Para professor da Unicamp, JT é a expressão da tensão social de hoje

Os magistrados devem pensar o trabalho não apenas sob o ponto de vista jurídico e legal, mas também por seu lado social − e a Justiça do Trabalho é expressão dessa tensão social. Essa é uma das propostas do sociólogo do trabalho Ricardo Antunes, professor titular da Unicamp, que vem cumprindo, nos últimos anos, junto a juízes do trabalho recém-chegados à magistratura, o papel de provocador. Ele falou aos novos juízes sobre o panorama "rico, denso, complexo e qualificado, cheio de significados e ressignificados", do mundo do trabalho em escala global. "Eu puxo o debate para um tema que não é comum nos cursos de Direito: a substância, a conformação social do cenário do trabalho hoje", explicou ele ao participar de mesa-redonda para um grupo de 51 novos juízes, nesta quinta-feira, dia 14, em Brasília.

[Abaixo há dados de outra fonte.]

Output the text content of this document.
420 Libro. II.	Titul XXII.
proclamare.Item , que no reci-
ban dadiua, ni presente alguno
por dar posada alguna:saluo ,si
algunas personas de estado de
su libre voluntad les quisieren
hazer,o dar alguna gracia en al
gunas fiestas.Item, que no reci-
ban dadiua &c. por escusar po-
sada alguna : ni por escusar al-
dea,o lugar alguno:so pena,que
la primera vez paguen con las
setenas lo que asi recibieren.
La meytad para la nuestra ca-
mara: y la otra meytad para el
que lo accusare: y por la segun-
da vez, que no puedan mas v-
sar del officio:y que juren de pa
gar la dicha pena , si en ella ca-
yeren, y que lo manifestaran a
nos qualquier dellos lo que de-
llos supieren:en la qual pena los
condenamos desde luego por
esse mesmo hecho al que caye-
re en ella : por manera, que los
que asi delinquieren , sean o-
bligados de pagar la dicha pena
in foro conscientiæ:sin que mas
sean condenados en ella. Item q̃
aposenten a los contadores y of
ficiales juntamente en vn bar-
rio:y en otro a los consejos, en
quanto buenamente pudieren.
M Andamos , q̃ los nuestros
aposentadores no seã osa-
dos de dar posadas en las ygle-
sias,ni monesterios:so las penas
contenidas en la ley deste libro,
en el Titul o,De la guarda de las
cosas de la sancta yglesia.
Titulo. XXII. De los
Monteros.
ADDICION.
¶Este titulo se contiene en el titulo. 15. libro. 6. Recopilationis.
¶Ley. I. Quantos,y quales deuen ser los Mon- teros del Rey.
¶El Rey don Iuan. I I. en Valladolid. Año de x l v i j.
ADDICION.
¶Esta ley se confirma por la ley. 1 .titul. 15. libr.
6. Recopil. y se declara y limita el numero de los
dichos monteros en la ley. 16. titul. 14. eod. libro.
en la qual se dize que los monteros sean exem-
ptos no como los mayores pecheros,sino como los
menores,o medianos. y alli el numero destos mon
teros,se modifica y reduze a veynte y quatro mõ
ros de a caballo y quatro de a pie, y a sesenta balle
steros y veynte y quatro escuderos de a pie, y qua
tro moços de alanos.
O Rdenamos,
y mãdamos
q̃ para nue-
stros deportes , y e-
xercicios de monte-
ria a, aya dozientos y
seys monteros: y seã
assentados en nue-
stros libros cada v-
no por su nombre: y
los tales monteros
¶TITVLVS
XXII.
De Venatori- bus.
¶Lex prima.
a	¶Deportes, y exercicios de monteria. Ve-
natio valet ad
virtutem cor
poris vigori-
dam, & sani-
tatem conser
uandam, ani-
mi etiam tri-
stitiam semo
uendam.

Autor de diversos livros de sociologia voltados para a análise da questão do trabalho, Antunes cunhou a expressão que acabou adotada pela Escola Nacional de Formação e Aperfeiçoamento de Magistrados do Trabalho (Enamat) como uma de suas disciplinas: "Novas Morfologias do Trabalho". Para o professor, ao contrário do que se previa há alguns anos, não ocorreu o "fim do trabalho". A empresa moderna amplifica o parque industrial, mas reduz o trabalho vivo, que passa a ser polivalente, multifuncional.


O trabalhador vive rotinas estressantes por ficar ligado e disponível o tempo todo. Esta nova configuração é tema do último livro de Antunes, "Infoproletários - Degradação Real do Trabalho Virtual". Mesmo nos setores de tecnologia da informação, ele observa uma combinação paradoxal entre o maquinário altamente qualificado e condições intelectuais razoáveis, e condições de trabalho que remontam aos séculos XIX e XX: jornadas extenuantes, metas quase irrealizáveis, até mesmo controle de necessidades fisiológicas. "É por isso que vimos na semana passada a 24ª morte por suicídio na France Telecom em 18 meses. Não é o admirável mundo novo: é o abominável mundo novo do trabalho."


Em sua exposição, Antunes fez um desenho comparativo entre o mundo produtivo nas primeiras décadas do século XX e nas últimas três décadas e meia. Ele suscitou reflexões sobre as novas formas de trabalho e os desafios que trazem para a legislação social e o Direito do Trabalho e para a Justiça do Trabalho, nos julgamentos dos conflitos entre o capital e trabalho - do modelo taylorista-fordista aos "infoproletários", passando pelas profundas mudanças na geopolítica e na economia mundiais, com a financeirização da economia e a mundialização dos capitais. "Nos anos 70, a China era um país de economia fechada que se recusava ao diálogo com o capitalismo. A mudança é de tal envergadura que hoje o mundo capitalista depende da China", assinalou.


O modelo taylorista-fordista foi marcado por uma disjunção entre os gestores científicos - administradores e engenheiros que concebiam o fluxo produtivo - e a massa de trabalhadores manuais responsável pela execução - os "gorilas amestrados", na definição de Frederick Taylor − e pela produção em série e o trabalho fragmentado. "Esse modelo se expandiu para todo o mundo e penetrou, como diz Lukács, a subjetividade mais profunda do trabalhador", explica o sociólogo. Paralelamente, o trabalho nessas circunstâncias era razoavelmente regulamentado e provido de direitos - em decorrência das lutas da classe trabalhadora ao longo dos séculos XVIII, XIX e XX.


Placas tectônicas  − Apesar de manifestar certo desalento com o cenário atual, Ricardo Antunes se diz otimista quanto a possíveis saídas. "Há resistências, há lutas sociais", afirma, citando movimentos na França, na China (lá, uma microrrebelião numa empresa envolve milhares de trabalhadores), na Bolívia, Venezuela e Equador. "As placas tectônicas se movimentam, e a Justiça do Trabalho não é uma expressão epifenomênica do que ocorre no mundo do trabalho: ela é expressão dessa própria tensão social." Nesse cenário, o sociólogo entende que a Justiça do Trabalho tem de dizer "se é favorável ao mundo da empresa que destrói o trabalho ou ao mundo do trabalho que preserva a dimensão humana". Para Antunes, "este é o imperativo do século XXI, que nos obriga - sociólogos, economistas, juízes - a olhar e ver que a corrosão social é profunda, e o que podemos fazer em relação a isso."